Been a while since I posted on the “Going Powhatan” subject, so I figured I’d drop a post so you don’t get the idea I’ve stopped working.
As for learning the Virginia Algonquian language — a.k.a. “Powhatan” — it’s been rough sledding. Mighty hard to learn a language all by your lonesome! One of the things I started doing several months ago, to teach myself the numbers, was to start counting in Powhatan during training sessions. I journal most days and I always record the temperature. So I started writing the temp in Powhatan also.
Then about a month ago I read this post by the immortal Mark Hatmaker concerning autodidacticism and it really set me afire.

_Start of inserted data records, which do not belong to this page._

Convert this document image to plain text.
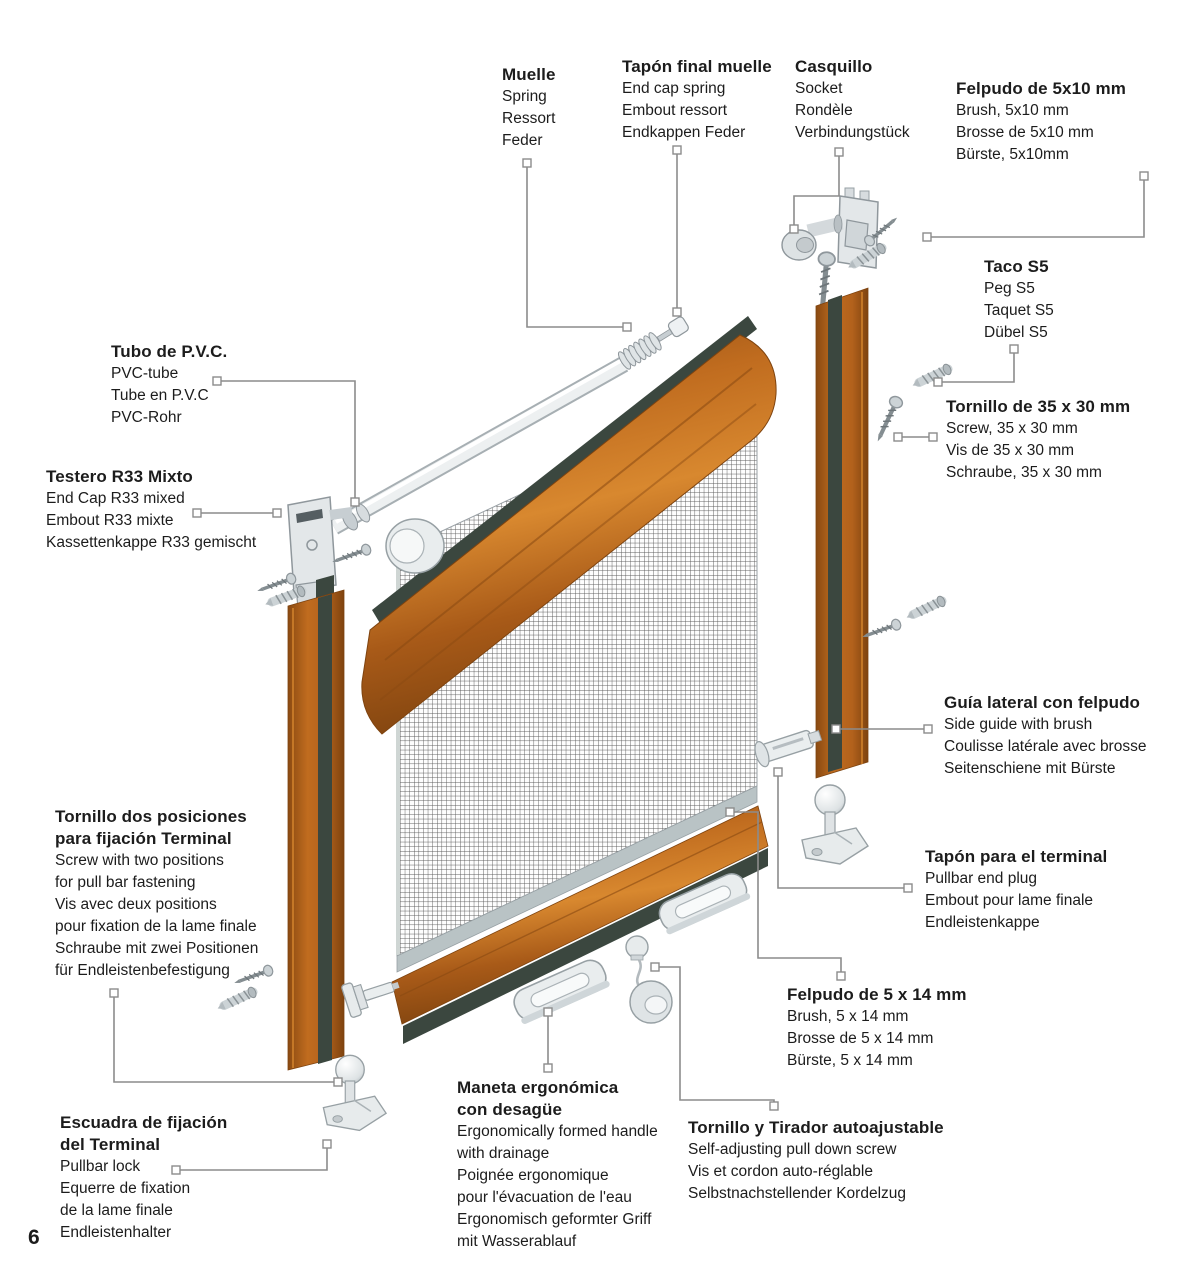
Muelle
Spring
Ressort
Feder
Tapón final muelle
End cap spring
Embout ressort
Endkappen Feder
Casquillo
Socket
Rondèle
Verbindungstück
Felpudo de 5x10 mm
Brush, 5x10 mm
Brosse de 5x10 mm
Bürste, 5x10mm
Taco S5
Peg S5
Taquet S5
Dübel S5
Tornillo de 35 x 30 mm
Screw, 35 x 30 mm
Vis de 35 x 30 mm
Schraube, 35 x 30 mm
Tubo de P.V.C.
PVC-tube
Tube en P.V.C
PVC-Rohr
Testero R33 Mixto
End Cap R33 mixed
Embout R33 mixte
Kassettenkappe R33 gemischt
Guía lateral con felpudo
Side guide with brush
Coulisse latérale avec brosse
Seitenschiene mit Bürste
Tornillo dos posiciones
para fijación Terminal
Screw with two positions
for pull bar fastening
Vis avec deux positions
pour fixation de la lame finale
Schraube mit zwei Positionen
für Endleistenbefestigung
Tapón para el terminal
Pullbar end plug
Embout pour lame finale
Endleistenkappe
Felpudo de 5 x 14 mm
Brush, 5 x 14 mm
Brosse de 5 x 14 mm
Bürste, 5 x 14 mm
Escuadra de fijación
del Terminal
Pullbar lock
Equerre de fixation
de la lame finale
Endleistenhalter
Maneta ergonómica
con desagüe
Ergonomically formed handle
with drainage
Poignée ergonomique
pour l'évacuation de l'eau
Ergonomisch geformter Griff
mit Wasserablauf
Tornillo y Tirador autoajustable
Self-adjusting pull down screw
Vis et cordon auto-réglable
Selbstnachstellender Kordelzug
6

Notice the line I put in bold:
Schliemann (Heinrich Schliemann, the German merchant who found the lost city of Troy) was an untutored auto-didact, not merely in archeology, but also in foreign languages. Despite having never attended a single foreign language class or having access to a “self-teaching” Rosetta Stone course he mastered a dozen languages.
Here’s historian Will Durant on Schliemann.
“In his travels as a merchant he had made it a practice to learn the language of each country he traded with, and to write in that language the current pages of his diary. By this method he learned English, French, Dutch, Spanish, Portuguese, Italian, Russian, Swedish, Polish, and Arabic. Now he went to Greece, studied the language as a living speech, and was soon able to read both ancient and modern Greek as fluently as German.” Will Durant, The Life of Greece, pp. 24-25
I realized that I was on the right track, but not aggressive enough. Around the same time I read Mark’s article, I watched an interview of Benny Lewis in which he advocated the “sink or swim” outlook even if you’re learning solo. He basically said, to paraphrase, ‘don’t try to speak perfectly, just force yourself to say things in the language as best you can.’
This is the language equivalent of making a rough pencil sketch on the canvas before starting your painting, or a rough draft of an article before you send it off to the editor. It’ll get perfected later. Just get the words out now!
So I started writing in my journal as best I could using the Powhatan words I knew — even if I had no idea how to properly conjugate or decline a given word. Basically my journal notes started looking like “Powhatan haiku.” Here’s my journal entry from 4/25/21:
4/25/21 — parenskapooeksu (50), kemiw (“it is raining”) – wekontamook (rejoice!)
Lord paswappu, nenenohtawaw (The Lord is here, I understand him)
sissip awassew necehcak (bird, it flies, my soul)
I’m pretty sure there are at least a half dozen errors in there. But I’m still doing a better job of speaking Powhatan than I was six months ago, right? It’s like the bartender says at closing time: “I don’t know where you’re going but you can’t stay here.”
Stagnation is no option. Onward and upward!